CP: What advances have been made to allow for the implementation of virtual clinical trials? 
 
There are multiple advances that have made the implementation of virtual clinical trials possible. These include, but are not limited to, the technology applications and mobile healthcare that allow patients to interact directly with their healthcare. Additionally, connected healthcare devices that integrate into mobile platforms have allowed us the ability to collect patient level healthcare data in real time in ways we have not been able to do in the past.

However, regulatory support is critical for these novel trial designs to work. Pharmaceutical companies will need to feel adequately confident the trials will produce the sufficient data and evidence needed for regulatory approval by the U.S. Food and Drug Administration. To that end, the FDA has been willing to work with Janssen and PRA to approve the current trial design and model. Much of the willingness of the FDA to work on novel trial approaches such as this one is the 21st Century Cure Act which gave the FDA a framework to promote innovative clinical trial designs to provide broader access to clinical research as a care option. The FDA has recognized that it can help encourage digital health and decentralized trials by making its policies and processes more efficient and modernizing its regulatory tools. 

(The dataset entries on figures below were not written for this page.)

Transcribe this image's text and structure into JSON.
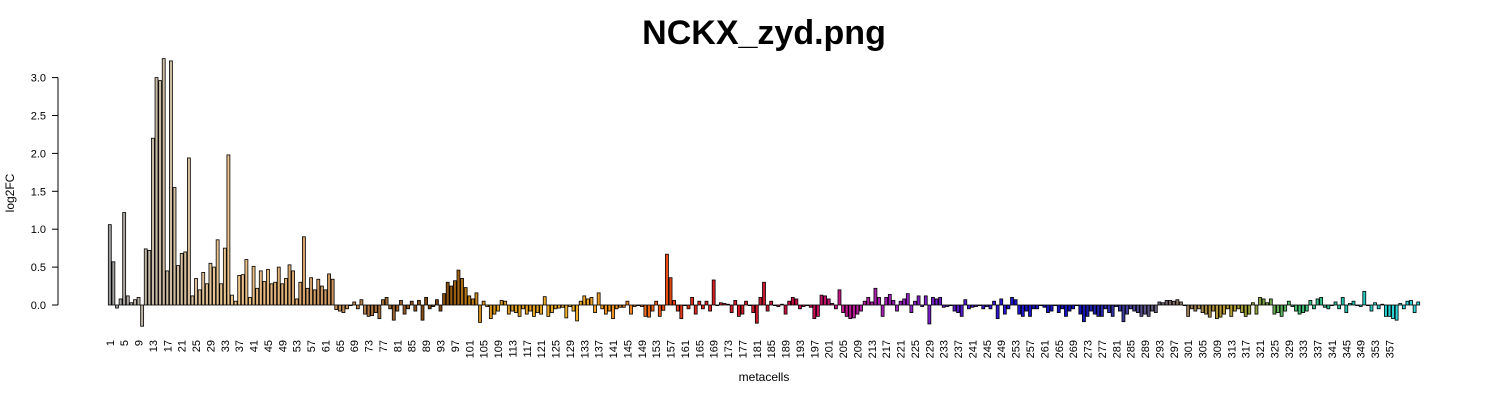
{
  "chart_data": {
    "type": "bar",
    "title": "NCKX_zyd.png",
    "xlabel": "metacells",
    "ylabel": "log2FC",
    "ylim": [
      -0.35,
      3.3
    ],
    "yticks": [
      0.0,
      0.5,
      1.0,
      1.5,
      2.0,
      2.5,
      3.0
    ],
    "ytick_labels": [
      "0.0",
      "0.5",
      "1.0",
      "1.5",
      "2.0",
      "2.5",
      "3.0"
    ],
    "n_metacells": 358,
    "xtick_labels": [
      "1",
      "5",
      "9",
      "13",
      "17",
      "21",
      "25",
      "29",
      "33",
      "37",
      "41",
      "45",
      "49",
      "53",
      "57",
      "61",
      "65",
      "69",
      "73",
      "77",
      "81",
      "85",
      "89",
      "93",
      "97",
      "101",
      "105",
      "109",
      "113",
      "117",
      "121",
      "125",
      "129",
      "133",
      "137",
      "141",
      "145",
      "149",
      "153",
      "157",
      "161",
      "165",
      "169",
      "173",
      "177",
      "181",
      "185",
      "189",
      "193",
      "197",
      "201",
      "205",
      "209",
      "213",
      "217",
      "221",
      "225",
      "229",
      "233",
      "237",
      "241",
      "245",
      "249",
      "253",
      "257",
      "261",
      "265",
      "269",
      "273",
      "277",
      "281",
      "285",
      "289",
      "293",
      "297",
      "301",
      "305",
      "309",
      "313",
      "317",
      "321",
      "325",
      "329",
      "333",
      "337",
      "341",
      "345",
      "349",
      "353",
      "357"
    ],
    "values": [
      1.06,
      0.57,
      -0.04,
      0.08,
      1.22,
      0.12,
      0.03,
      0.07,
      0.1,
      -0.28,
      0.74,
      0.72,
      2.2,
      3.0,
      2.96,
      3.25,
      0.45,
      3.22,
      1.55,
      0.52,
      0.68,
      0.7,
      1.94,
      0.12,
      0.35,
      0.2,
      0.43,
      0.28,
      0.55,
      0.5,
      0.86,
      0.28,
      0.75,
      1.98,
      0.13,
      0.05,
      0.39,
      0.4,
      0.6,
      0.1,
      0.51,
      0.22,
      0.45,
      0.31,
      0.47,
      0.28,
      0.3,
      0.5,
      0.28,
      0.35,
      0.53,
      0.45,
      0.08,
      0.3,
      0.9,
      0.22,
      0.36,
      0.2,
      0.34,
      0.25,
      0.2,
      0.41,
      0.34,
      -0.06,
      -0.08,
      -0.1,
      -0.05,
      0.0,
      0.04,
      -0.05,
      0.07,
      -0.12,
      -0.15,
      -0.14,
      -0.1,
      -0.18,
      0.07,
      0.1,
      -0.05,
      -0.2,
      -0.08,
      0.06,
      -0.12,
      -0.05,
      0.05,
      -0.08,
      0.06,
      -0.2,
      0.1,
      -0.05,
      -0.02,
      0.07,
      -0.08,
      0.15,
      0.3,
      0.25,
      0.32,
      0.46,
      0.35,
      0.23,
      0.12,
      0.08,
      0.16,
      -0.23,
      0.05,
      -0.02,
      -0.18,
      -0.12,
      -0.08,
      0.06,
      0.05,
      -0.12,
      -0.08,
      -0.1,
      -0.15,
      -0.05,
      -0.12,
      -0.08,
      -0.15,
      -0.1,
      -0.12,
      0.11,
      -0.15,
      -0.1,
      -0.05,
      -0.04,
      -0.03,
      -0.17,
      -0.02,
      -0.08,
      -0.21,
      0.05,
      0.12,
      0.08,
      0.1,
      -0.1,
      0.16,
      -0.05,
      -0.12,
      -0.08,
      -0.18,
      -0.05,
      -0.03,
      -0.03,
      0.05,
      -0.12,
      -0.02,
      0.0,
      -0.02,
      -0.15,
      -0.16,
      -0.08,
      0.05,
      -0.15,
      -0.07,
      0.67,
      0.36,
      0.06,
      -0.08,
      -0.18,
      0.0,
      -0.05,
      0.1,
      -0.12,
      0.05,
      -0.05,
      0.05,
      -0.08,
      0.33,
      0.0,
      0.03,
      0.02,
      0.01,
      -0.1,
      0.06,
      -0.15,
      -0.12,
      0.05,
      0.0,
      -0.1,
      -0.24,
      0.1,
      0.3,
      -0.08,
      0.05,
      0.0,
      -0.02,
      0.01,
      -0.12,
      0.05,
      0.1,
      0.08,
      -0.05,
      -0.02,
      0.0,
      -0.03,
      -0.18,
      -0.15,
      0.13,
      0.12,
      0.08,
      0.02,
      -0.05,
      0.2,
      -0.1,
      -0.15,
      -0.18,
      -0.17,
      -0.12,
      -0.08,
      0.05,
      0.1,
      0.04,
      0.22,
      0.1,
      -0.15,
      0.1,
      0.14,
      0.06,
      -0.08,
      0.05,
      0.08,
      0.15,
      -0.1,
      0.05,
      0.12,
      -0.02,
      0.12,
      -0.25,
      0.1,
      0.08,
      0.1,
      -0.03,
      -0.02,
      0.0,
      -0.08,
      -0.1,
      -0.15,
      0.07,
      -0.05,
      -0.03,
      -0.02,
      0.0,
      -0.05,
      -0.02,
      -0.05,
      0.05,
      -0.18,
      0.08,
      -0.12,
      -0.05,
      0.1,
      0.07,
      -0.12,
      -0.15,
      -0.08,
      -0.15,
      -0.05,
      -0.05,
      0.0,
      -0.03,
      -0.1,
      -0.08,
      0.0,
      -0.1,
      -0.05,
      -0.15,
      -0.08,
      -0.05,
      0.0,
      -0.12,
      -0.22,
      -0.15,
      -0.08,
      -0.12,
      -0.15,
      -0.15,
      -0.05,
      -0.1,
      -0.15,
      -0.02,
      -0.08,
      -0.22,
      -0.12,
      -0.05,
      -0.08,
      -0.1,
      -0.15,
      -0.12,
      -0.15,
      -0.08,
      -0.1,
      0.04,
      0.03,
      0.06,
      0.06,
      0.05,
      0.07,
      0.04,
      0.0,
      -0.15,
      -0.05,
      -0.08,
      -0.05,
      -0.1,
      -0.12,
      -0.16,
      -0.08,
      -0.18,
      -0.16,
      -0.12,
      -0.05,
      -0.15,
      -0.08,
      -0.05,
      -0.1,
      -0.15,
      -0.12,
      0.03,
      -0.12,
      0.1,
      0.08,
      0.03,
      0.08,
      -0.12,
      -0.1,
      -0.15,
      -0.08,
      0.05,
      -0.02,
      -0.08,
      -0.12,
      -0.1,
      -0.08,
      0.06,
      -0.05,
      0.08,
      0.1,
      -0.03,
      -0.05,
      0.0,
      0.04,
      -0.05,
      0.1,
      -0.1,
      0.02,
      0.05,
      0.0,
      -0.02,
      0.18,
      0.0,
      -0.08,
      0.03,
      -0.05,
      0.01,
      -0.15,
      -0.15,
      -0.18,
      -0.2,
      0.02,
      -0.05,
      0.05,
      0.06,
      -0.1,
      0.04
    ],
    "color_stops": [
      {
        "at": 1,
        "color": "#9e9e9e"
      },
      {
        "at": 13,
        "color": "#c8bba7"
      },
      {
        "at": 37,
        "color": "#f0c58a"
      },
      {
        "at": 65,
        "color": "#c8915a"
      },
      {
        "at": 92,
        "color": "#7a3f0a"
      },
      {
        "at": 105,
        "color": "#d8941e"
      },
      {
        "at": 130,
        "color": "#f2b22a"
      },
      {
        "at": 148,
        "color": "#f07a1a"
      },
      {
        "at": 153,
        "color": "#f05a10"
      },
      {
        "at": 165,
        "color": "#e02020"
      },
      {
        "at": 180,
        "color": "#cc1a2a"
      },
      {
        "at": 195,
        "color": "#cc0a4a"
      },
      {
        "at": 207,
        "color": "#c21a9a"
      },
      {
        "at": 222,
        "color": "#9a22c8"
      },
      {
        "at": 237,
        "color": "#5a18d0"
      },
      {
        "at": 252,
        "color": "#1e16d8"
      },
      {
        "at": 270,
        "color": "#1010c0"
      },
      {
        "at": 283,
        "color": "#3a3aa0"
      },
      {
        "at": 292,
        "color": "#6a6080"
      },
      {
        "at": 300,
        "color": "#9a7a5a"
      },
      {
        "at": 312,
        "color": "#bca030"
      },
      {
        "at": 320,
        "color": "#8aa03a"
      },
      {
        "at": 330,
        "color": "#4ac26a"
      },
      {
        "at": 345,
        "color": "#20c4b0"
      },
      {
        "at": 358,
        "color": "#2ad4d8"
      }
    ]
  }
}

CP: What are some of the obstacles that remain for the success of virtual trials?
 
The primary obstacle that remains today is the willingness of pharma and biotech companies to deploy these novel designs. Fear of departing from a long history and experience of deploying traditional trial design paradigm is a considerable barrier. While the Janssen/JNJ/PRA study is fully virtual/decentralized, for most sponsor companies it is more likely that hybrid approaches will be used initially – deploying some digital components or replacing some in-person visits with virtual visits utilizing mobile/connected and telehealth platforms as well as local providers and home healthcare nurses.
 
Data continues to show that patients are increasingly preferring to receive their healthcare in a digital, interactive model. As healthcare continues to expand into telehealth and decentralized models, the attractiveness of participating in the traditional clinical trial model continues to decrease. The barriers to participating in traditional trial models continue to be high – resulting in a current participation rate of <5%. Given this paradigm shift in how healthcare is delivered, it is essential that the pharma and biotech industry adopt trial designs that more closely resemble how healthcare is being delivered while lowering the burden for patient participation. 
 
The current drug development paradigm is simply unsustainable from a cost and time perspective. The ability to deploy decentralized/virtual trials allows more patients to participate in clinical trials by lowering the barriers to entry and participation. This will translate into far higher study recruitment rates, thereby significantly decreasing overall trial timelines and total development costs.
 
As the industry moves to the decentralized model, we will see more patients get involved in clinical research – that’s good news for our industry and for overall patient health and well-being. This transformation and new approach could significantly change the $60 billion drug development industry.